Does someone know of a way to do this in a single operation?


    Back to the odd behavior, the first expression actually returns
[["jkl,"]].  I can't figure out how that is the correct answer by any
reasonable definition of "scan".  However, the equivalent String#match
does the same kind of thing, so I must be missing something.  Can
someone please explain this behavior?


    Thanks,

    - Warren B.
Bob S. (Guest)
on 2005-12-21 23:50
(Received via mailing list)
Warren B. wrote:
>
>     But this does two operations where it seems like one should suffice.
> Does someone know of a way to do this in a single operation?

I would suggest:

   'abcSTARTdef,ghi,jkl,ENDmno'.match(/START(.*)END/)[1].split(',')

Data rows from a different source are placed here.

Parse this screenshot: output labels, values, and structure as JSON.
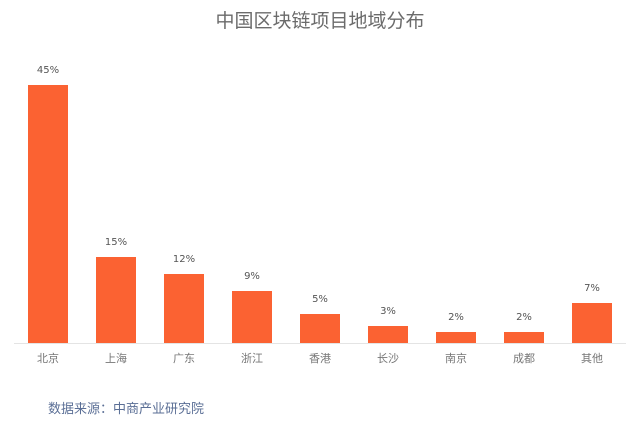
{
  "chart_data": {
    "type": "bar",
    "title": "中国区块链项目地域分布",
    "categories": [
      "北京",
      "上海",
      "广东",
      "浙江",
      "香港",
      "长沙",
      "南京",
      "成都",
      "其他"
    ],
    "values": [
      45,
      15,
      12,
      9,
      5,
      3,
      2,
      2,
      7
    ],
    "value_labels": [
      "45%",
      "15%",
      "12%",
      "9%",
      "5%",
      "3%",
      "2%",
      "2%",
      "7%"
    ],
    "xlabel": "",
    "ylabel": "",
    "ylim": [
      0,
      45
    ],
    "grid": false,
    "legend": null,
    "bar_color": "#fb6232"
  },
  "source": "数据来源：中商产业研究院"
}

I don't know of a way to accomplish it in one step. String#scan attempts
to match the whole regex at multiple places within the string; but you
need the START and END to delimit the substring over which scan
operates.

>
>
>     Back to the odd behavior, the first expression actually returns
> [["jkl,"]].  I can't figure out how that is the correct answer by any
> reasonable definition of "scan".  However, the equivalent String#match
> does the same kind of thing, so I must be missing something.  Can
> someone please explain this behavior?

Because you have this:

   ([^,]*,)*

The final * allows the group to match multiple times. The MatchData will
  hold only the last match however, which is "jkl,".
Dan D. (Guest)
on 2005-12-22 00:32
(Received via mailing list)
Will this do?

  s="abcSTARTdef,ghi,jkl,ENDmno"
  s.scan(/START(.*)END/).to_s.split(",")

  => ["def", "ghi", "jkl"]
This topic is locked and can not be replied to.